Credit: Warner Brothers
As you probably are aware, nationally electronic signatures for promissory notes are governed by the Electronic Signatures in Global and National Commerce Act (the “eSign Act”). 15 U.S. 96 §§7001 et seq. Among other things, the eSign act mandates that electronic signatures on real estate finance documents, including promissory notes, cannot be denied validity, effect or enforcement because they are electronic. Here in Texas, the Texas Uniform Electronic Transactions Act (“TUETA”) adds another layer to the statutory scheme. TEX. BUS. & COM. CODE § 322.001.
There are requirements to fall under the TUETA and eSign statutory framework. In Texas, once the preliminary requirements for TUETA are met, then if note can properly be considered a “transferable record” which permits the electronic note to be enforced under article 3 of the UCC.
The question then becomes: how can the electronic promissory note with the electronic signature be assigned to a new party in a way to ensure that the new party becomes the holder in due course?
Consider for a moment a physical negotiable instrument. In the olden days (ie, currently for most banks) the instrument would be a physical piece of paper and the actual holder (eg, in his hand) of the document was the prima facie Holder in Due Course of the instrument.
Article 3 assumes that the person without possession might be determined as the Holder in Due Course of an instrument in that article 3 places the burden on proving Holder status on the person asserting that status. This comes up, among other areas, when a Bank is handling a large volume of notes that are often assigned (eg, mortgage warehousing). To accommodate the practical challenge of moving the physical notes, a bailee will be used to essentially hold in the name of Bank 1, such that transferring a note to Bank 2 is a book entry.
The question is whether an electronic instrument can be “held” and if so, how can an assignee of the electronic note prove it is the Holder when there is nothing to hold.

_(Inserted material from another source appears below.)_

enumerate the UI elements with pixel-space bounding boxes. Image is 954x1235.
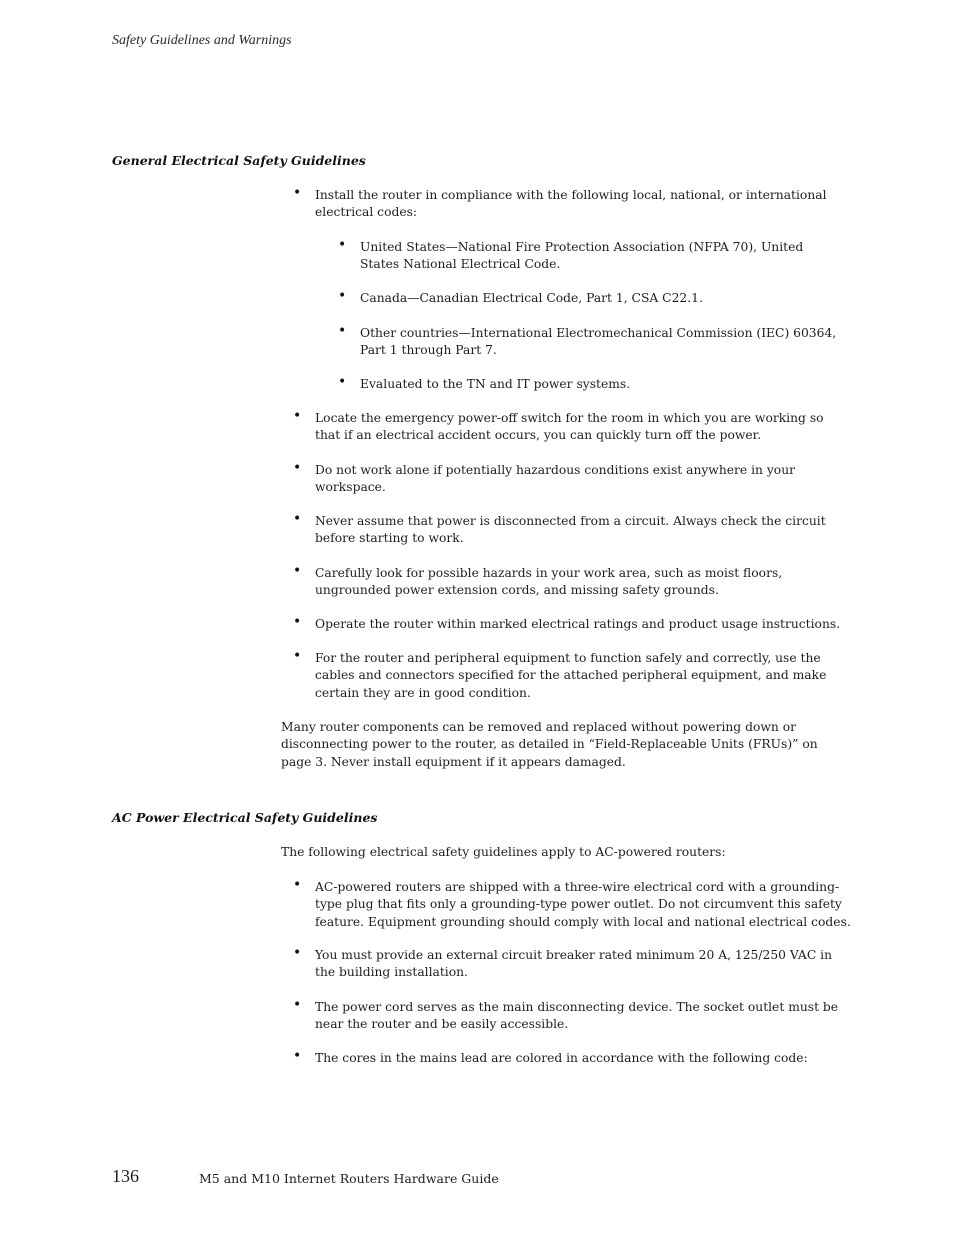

The current practice is to utilize eVaulting, which provides something like a MERs system but for electronic notes. These notes are incorporated with a secure token, which functions like password protection, such that only a party with the key (something similar to an extremely long and complex password) can utilize the document.
In this sense, both the signature and the note itself are identified by their secure token and the sole ability of the purported holder to be able to access the document. Its neat technology, which is akin to the block chain, which is the underlying tech for things like bitcoin. However, it’s tough to explain and thus, tough to prove up to a judge.
Curious about how courts have handled this, I did a nationwide Westlaw search for “eVaulting” without any date parameters. A total of 20 cases were returned in the results. None of the cases returned had anything to do with this topic in any substantive way. For my Texas folks, there are zero returns for “transferable record”.
I have no doubt that lenders across the county have been able to assert their electronic notes against borrowers successfully and in ways which did not result in opinions on the topic (published or otherwise). However, the purpose in searching eVaulting was to see if any of the Bank’s had asserted claims against other Banks for failure to deliver holder in due course rights or other deficiencies in the electronic notes as a result of the assignments.
The point is, I am not arguing that the current paradigm isn’t right or proper, it’s just that there is a lot of money and notes moving around without a lot of case law to back up the reasons for the way things work.